Objective: To report the first case of pathologically confirmed myocarditis in a patient receiving treatment with lenalidomide for non-Hodgkin's lymphoma.
Case summary: An 85-year-old woman with recurrent follicular lymphoma was treated with lenalidomide 10 mg daily and low-dose dexamethasone 8 mg once weekly in a clinical trial. She had a past medical history of hypertension and breast cancer. Within 17 days of starting lenalidomide and dexamethasone, she developed symptoms and signs of congestive heart failure. Despite aggressive supportive care, she had progressive and refractory multiorgan failure and died. Postmortem examination of the heart confirmed the absence of coronary artery disease, and histopathological examination of the myocardium revealed a diffuse lymphocytic/eosinophilic inflammatory infiltrate with associated acute and chronic myocardial injury affecting all 4 chambers of the heart, consistent with myocarditis.
Discussion: Lenalidomide is an immunomodulatory agent derived from thalidomide and is approved for the treatment of multiple myeloma and myelodysplastic syndromes. The efficacy of lenalidomide has been reported in B-cell malignancies. Common toxicities are myelosuppression, fatigue, diarrhea, skin rash, venous thromboembolism, peripheral neuropathy, and tumor flare reaction. Cardiovascular toxicity has been limited to atrial fibrillation and an increased risk for venous thromboembolism.
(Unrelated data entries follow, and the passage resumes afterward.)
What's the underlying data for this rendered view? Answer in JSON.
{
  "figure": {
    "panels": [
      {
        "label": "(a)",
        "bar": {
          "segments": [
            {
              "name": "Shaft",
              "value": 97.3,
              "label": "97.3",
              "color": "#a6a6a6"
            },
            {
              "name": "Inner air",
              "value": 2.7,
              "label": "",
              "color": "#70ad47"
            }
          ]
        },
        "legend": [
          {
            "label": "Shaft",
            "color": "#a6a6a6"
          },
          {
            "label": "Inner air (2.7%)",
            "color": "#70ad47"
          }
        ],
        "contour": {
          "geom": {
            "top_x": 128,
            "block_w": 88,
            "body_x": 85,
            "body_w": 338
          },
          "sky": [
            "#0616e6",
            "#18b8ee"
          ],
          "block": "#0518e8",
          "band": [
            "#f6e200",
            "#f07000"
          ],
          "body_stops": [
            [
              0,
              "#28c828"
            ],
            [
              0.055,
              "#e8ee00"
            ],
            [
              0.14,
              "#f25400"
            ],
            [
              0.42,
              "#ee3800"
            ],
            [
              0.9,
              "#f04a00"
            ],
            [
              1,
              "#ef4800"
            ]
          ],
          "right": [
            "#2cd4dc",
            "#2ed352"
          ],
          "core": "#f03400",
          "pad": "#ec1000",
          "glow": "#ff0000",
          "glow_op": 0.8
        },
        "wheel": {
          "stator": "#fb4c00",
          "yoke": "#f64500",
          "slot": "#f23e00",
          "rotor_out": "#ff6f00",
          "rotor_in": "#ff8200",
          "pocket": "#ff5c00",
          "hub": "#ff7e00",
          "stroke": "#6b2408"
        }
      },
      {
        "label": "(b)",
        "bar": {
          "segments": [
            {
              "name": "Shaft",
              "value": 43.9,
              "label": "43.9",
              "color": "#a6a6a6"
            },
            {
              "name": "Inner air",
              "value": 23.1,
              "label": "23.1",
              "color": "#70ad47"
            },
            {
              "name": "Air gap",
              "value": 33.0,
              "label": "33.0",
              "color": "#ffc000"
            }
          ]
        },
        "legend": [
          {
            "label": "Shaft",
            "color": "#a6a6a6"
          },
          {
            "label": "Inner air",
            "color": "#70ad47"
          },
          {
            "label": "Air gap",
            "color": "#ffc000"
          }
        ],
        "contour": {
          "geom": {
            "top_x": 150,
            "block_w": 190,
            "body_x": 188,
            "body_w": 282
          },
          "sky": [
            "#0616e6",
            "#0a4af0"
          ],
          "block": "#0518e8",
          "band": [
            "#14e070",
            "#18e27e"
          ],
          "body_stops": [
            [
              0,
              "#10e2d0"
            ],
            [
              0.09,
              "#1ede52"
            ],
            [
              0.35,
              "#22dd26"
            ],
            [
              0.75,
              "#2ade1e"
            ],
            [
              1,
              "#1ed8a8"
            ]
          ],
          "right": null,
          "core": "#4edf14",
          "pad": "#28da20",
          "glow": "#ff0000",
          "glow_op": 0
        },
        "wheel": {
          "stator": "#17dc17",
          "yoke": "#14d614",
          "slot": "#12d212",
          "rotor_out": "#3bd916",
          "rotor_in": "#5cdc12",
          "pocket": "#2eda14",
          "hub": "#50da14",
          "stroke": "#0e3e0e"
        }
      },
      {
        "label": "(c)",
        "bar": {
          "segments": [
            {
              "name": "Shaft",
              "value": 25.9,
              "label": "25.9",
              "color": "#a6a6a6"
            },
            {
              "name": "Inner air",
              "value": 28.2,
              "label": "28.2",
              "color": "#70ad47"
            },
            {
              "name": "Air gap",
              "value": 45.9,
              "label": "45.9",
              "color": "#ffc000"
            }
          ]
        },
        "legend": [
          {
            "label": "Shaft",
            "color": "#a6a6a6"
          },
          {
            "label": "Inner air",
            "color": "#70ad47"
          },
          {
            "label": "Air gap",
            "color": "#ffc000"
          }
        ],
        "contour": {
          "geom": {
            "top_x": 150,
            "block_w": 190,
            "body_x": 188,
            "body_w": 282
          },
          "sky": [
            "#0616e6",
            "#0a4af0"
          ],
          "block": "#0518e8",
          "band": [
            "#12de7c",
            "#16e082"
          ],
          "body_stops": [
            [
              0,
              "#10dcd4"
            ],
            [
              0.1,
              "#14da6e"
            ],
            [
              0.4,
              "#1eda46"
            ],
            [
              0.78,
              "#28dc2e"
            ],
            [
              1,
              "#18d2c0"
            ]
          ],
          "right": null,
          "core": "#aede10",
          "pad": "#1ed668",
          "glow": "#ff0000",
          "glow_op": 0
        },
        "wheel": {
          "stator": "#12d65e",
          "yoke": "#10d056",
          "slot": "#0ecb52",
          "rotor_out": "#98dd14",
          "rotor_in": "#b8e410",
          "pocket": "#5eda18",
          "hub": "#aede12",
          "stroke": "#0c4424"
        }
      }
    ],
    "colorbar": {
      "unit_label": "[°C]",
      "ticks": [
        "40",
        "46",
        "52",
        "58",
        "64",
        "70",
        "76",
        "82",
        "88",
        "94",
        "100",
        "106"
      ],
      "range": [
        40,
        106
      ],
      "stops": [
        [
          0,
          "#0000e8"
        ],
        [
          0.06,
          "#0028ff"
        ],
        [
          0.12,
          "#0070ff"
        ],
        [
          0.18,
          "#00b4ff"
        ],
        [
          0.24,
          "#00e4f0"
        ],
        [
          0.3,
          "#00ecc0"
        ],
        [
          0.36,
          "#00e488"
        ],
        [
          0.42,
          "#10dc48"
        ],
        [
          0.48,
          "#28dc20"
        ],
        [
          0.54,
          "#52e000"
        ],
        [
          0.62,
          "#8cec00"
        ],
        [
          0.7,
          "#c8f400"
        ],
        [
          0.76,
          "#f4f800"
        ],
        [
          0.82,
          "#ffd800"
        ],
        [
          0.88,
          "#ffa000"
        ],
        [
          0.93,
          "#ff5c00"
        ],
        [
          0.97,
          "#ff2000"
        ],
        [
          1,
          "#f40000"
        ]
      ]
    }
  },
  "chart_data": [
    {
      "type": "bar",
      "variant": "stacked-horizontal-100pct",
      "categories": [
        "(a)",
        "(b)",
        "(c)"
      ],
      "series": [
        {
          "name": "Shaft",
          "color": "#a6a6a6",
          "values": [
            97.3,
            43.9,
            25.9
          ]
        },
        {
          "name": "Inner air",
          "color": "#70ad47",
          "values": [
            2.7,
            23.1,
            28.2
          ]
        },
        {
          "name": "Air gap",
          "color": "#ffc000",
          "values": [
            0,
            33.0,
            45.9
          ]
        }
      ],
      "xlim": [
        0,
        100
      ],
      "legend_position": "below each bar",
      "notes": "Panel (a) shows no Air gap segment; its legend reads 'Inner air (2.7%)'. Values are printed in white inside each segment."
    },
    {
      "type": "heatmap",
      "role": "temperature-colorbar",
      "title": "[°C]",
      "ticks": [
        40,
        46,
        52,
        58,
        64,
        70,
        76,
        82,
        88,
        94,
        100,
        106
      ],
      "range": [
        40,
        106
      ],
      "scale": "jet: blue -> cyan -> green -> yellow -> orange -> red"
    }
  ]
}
Autoimmune hemolytic anemia, pneumonitis, and dermatitis have been described with lenalidomide. We propose an immunological mechanism for myocarditis based on the predominantly T-cell infiltration of the myocardium.
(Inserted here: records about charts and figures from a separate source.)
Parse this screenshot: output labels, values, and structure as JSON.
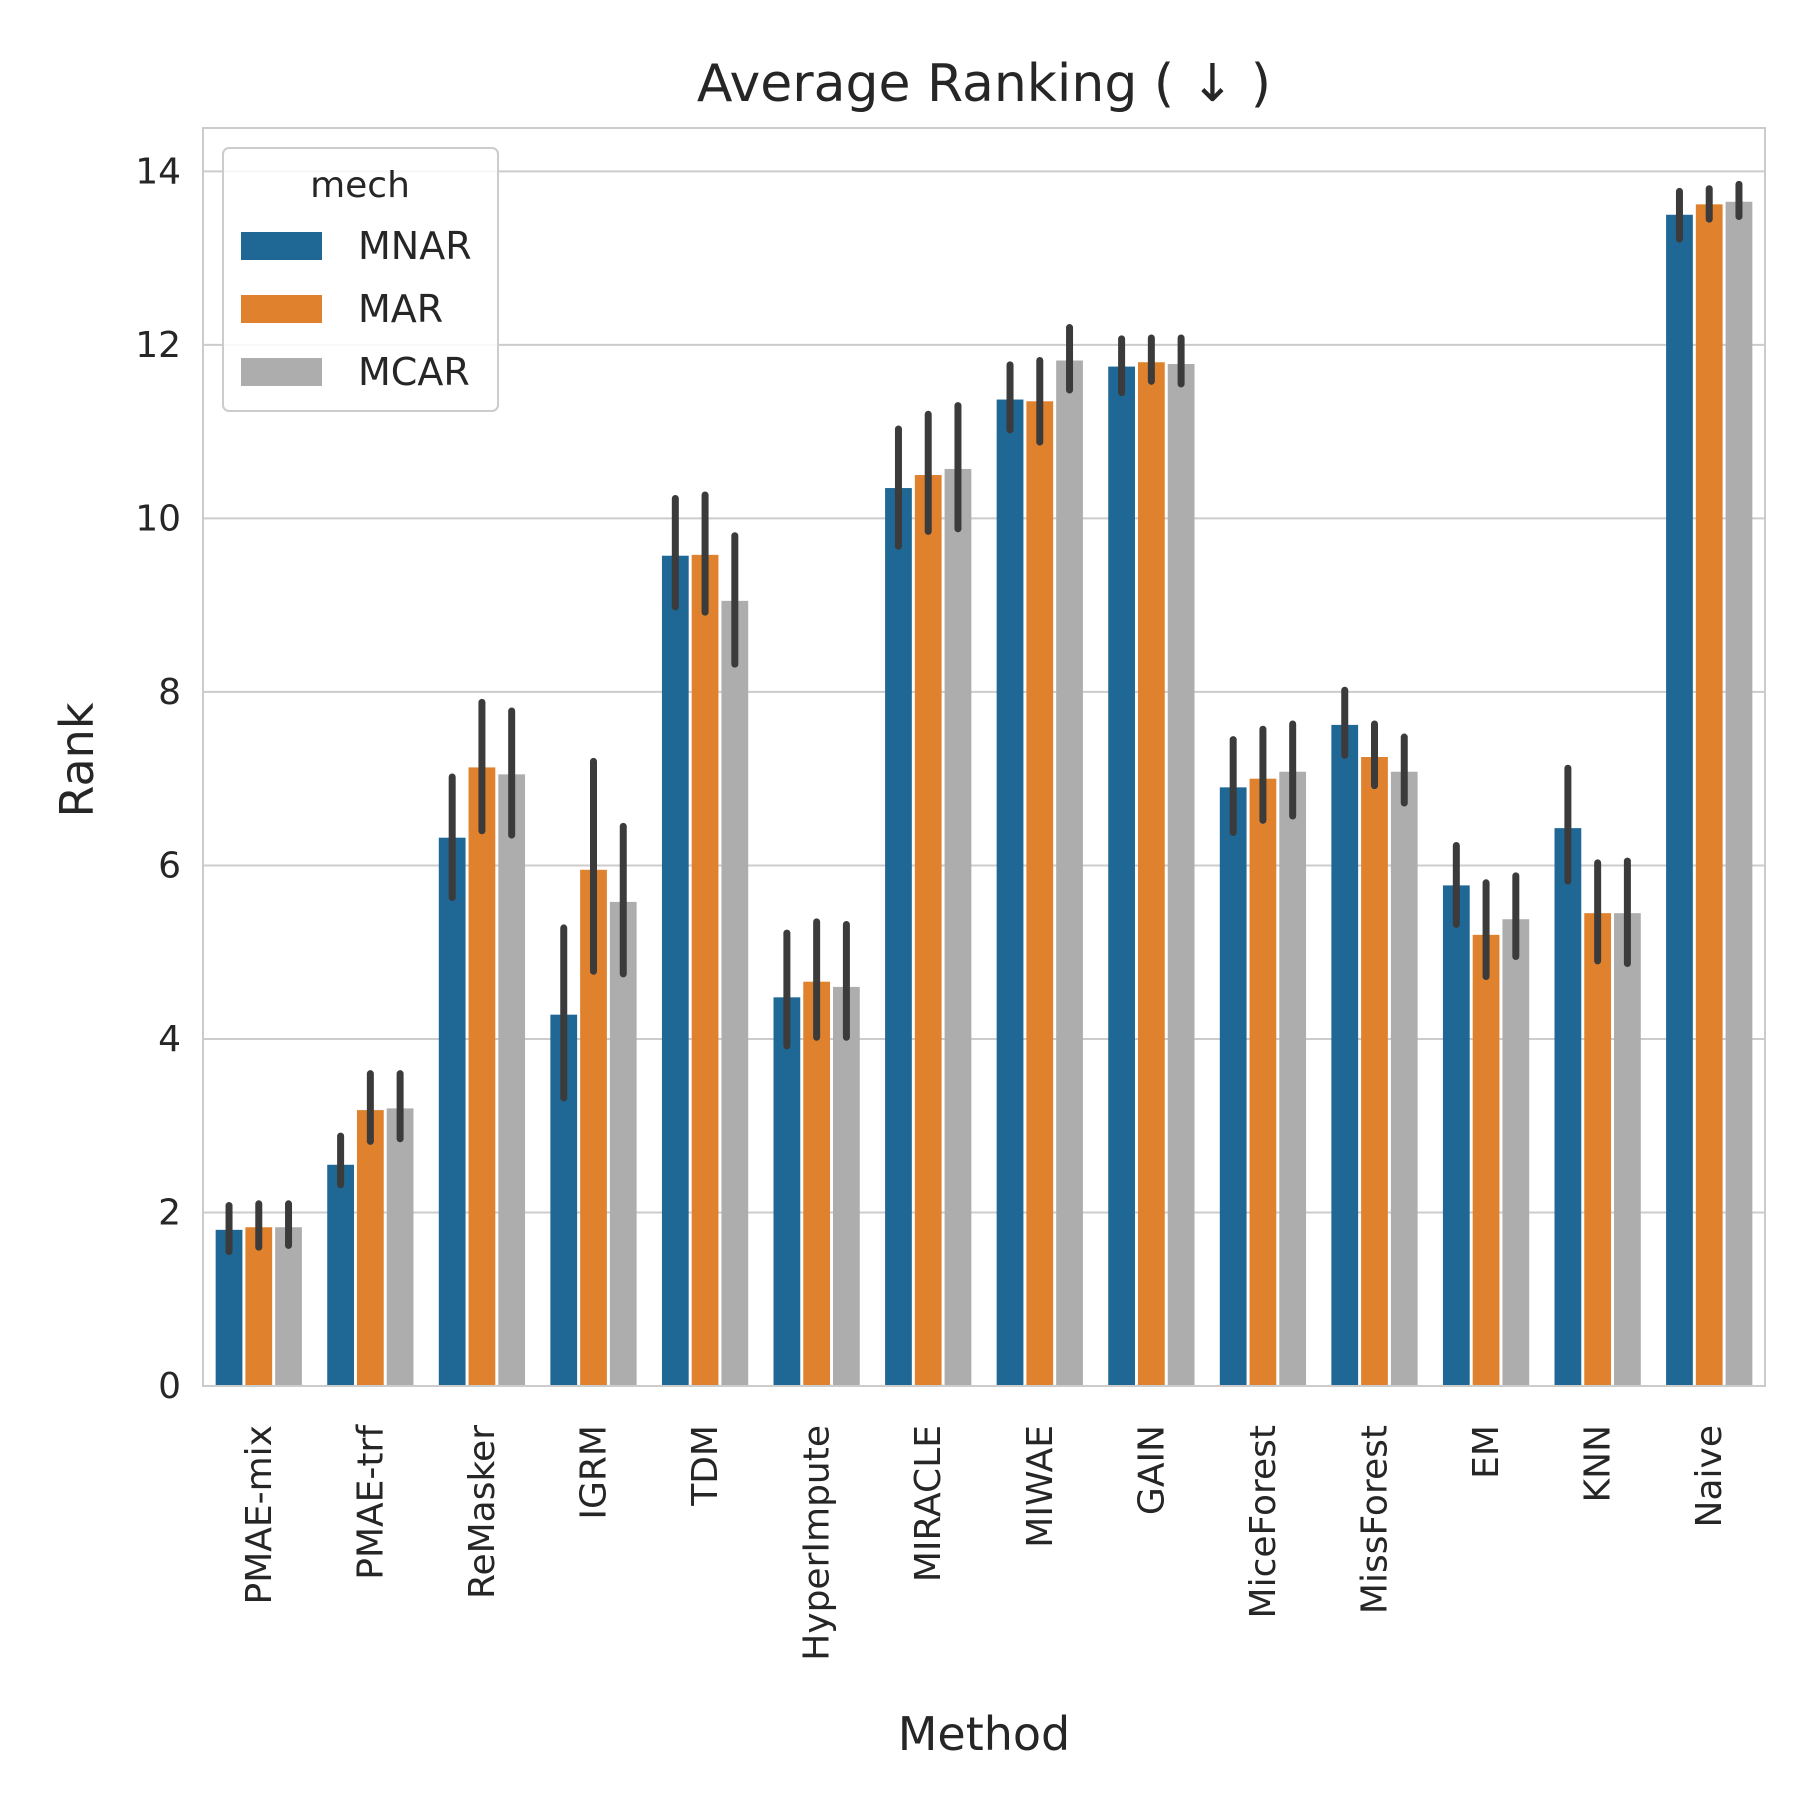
{
  "chart_data": {
    "type": "bar",
    "title": "Average Ranking ( ↓ )",
    "xlabel": "Method",
    "ylabel": "Rank",
    "ylim": [
      0,
      14.5
    ],
    "yticks": [
      0,
      2,
      4,
      6,
      8,
      10,
      12,
      14
    ],
    "ytick_labels": [
      "0",
      "2",
      "4",
      "6",
      "8",
      "10",
      "12",
      "14"
    ],
    "grid": true,
    "legend_position": "top-left",
    "legend_title": "mech",
    "categories": [
      "PMAE-mix",
      "PMAE-trf",
      "ReMasker",
      "IGRM",
      "TDM",
      "HyperImpute",
      "MIRACLE",
      "MIWAE",
      "GAIN",
      "MiceForest",
      "MissForest",
      "EM",
      "KNN",
      "Naive"
    ],
    "series": [
      {
        "name": "MNAR",
        "color": "#1f6794",
        "values": [
          1.8,
          2.55,
          6.32,
          4.28,
          9.57,
          4.48,
          10.35,
          11.37,
          11.75,
          6.9,
          7.62,
          5.77,
          6.43,
          13.5
        ],
        "ci_low": [
          1.55,
          2.32,
          5.63,
          3.32,
          8.98,
          3.92,
          9.68,
          11.02,
          11.45,
          6.38,
          7.27,
          5.32,
          5.82,
          13.22
        ],
        "ci_high": [
          2.08,
          2.88,
          7.02,
          5.28,
          10.23,
          5.22,
          11.03,
          11.77,
          12.07,
          7.45,
          8.02,
          6.23,
          7.12,
          13.77
        ]
      },
      {
        "name": "MAR",
        "color": "#e0812d",
        "values": [
          1.83,
          3.18,
          7.13,
          5.95,
          9.58,
          4.66,
          10.5,
          11.35,
          11.8,
          7.0,
          7.25,
          5.2,
          5.45,
          13.62
        ],
        "ci_low": [
          1.6,
          2.82,
          6.4,
          4.78,
          8.92,
          4.02,
          9.85,
          10.88,
          11.58,
          6.52,
          6.92,
          4.72,
          4.9,
          13.45
        ],
        "ci_high": [
          2.1,
          3.6,
          7.88,
          7.2,
          10.27,
          5.35,
          11.2,
          11.82,
          12.08,
          7.57,
          7.63,
          5.8,
          6.03,
          13.8
        ]
      },
      {
        "name": "MCAR",
        "color": "#adadad",
        "values": [
          1.83,
          3.2,
          7.05,
          5.58,
          9.05,
          4.6,
          10.57,
          11.82,
          11.78,
          7.08,
          7.08,
          5.38,
          5.45,
          13.65
        ],
        "ci_low": [
          1.62,
          2.85,
          6.35,
          4.75,
          8.32,
          4.02,
          9.88,
          11.48,
          11.55,
          6.57,
          6.72,
          4.95,
          4.87,
          13.48
        ],
        "ci_high": [
          2.1,
          3.6,
          7.78,
          6.45,
          9.8,
          5.32,
          11.3,
          12.2,
          12.08,
          7.63,
          7.48,
          5.88,
          6.05,
          13.85
        ]
      }
    ]
  }
}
Conclusions: Our findings suggest that lenalidomide may be a cause of drug-induced myocarditis. When patients treated with lenalidomide present with signs and symptoms of heart failure in the absence of other obvious causes, lenalidomide hypersensitivity should be considered in the differential diagnosis and a myocardial biopsy should be considered when other common causes of heart failure have been excluded. A reasonable management approach is drug discontinuation and early institution of corticosteroid therapy. An objective causality assessment, using the Naranjo probability scale, revealed that the adverse drug event was probable.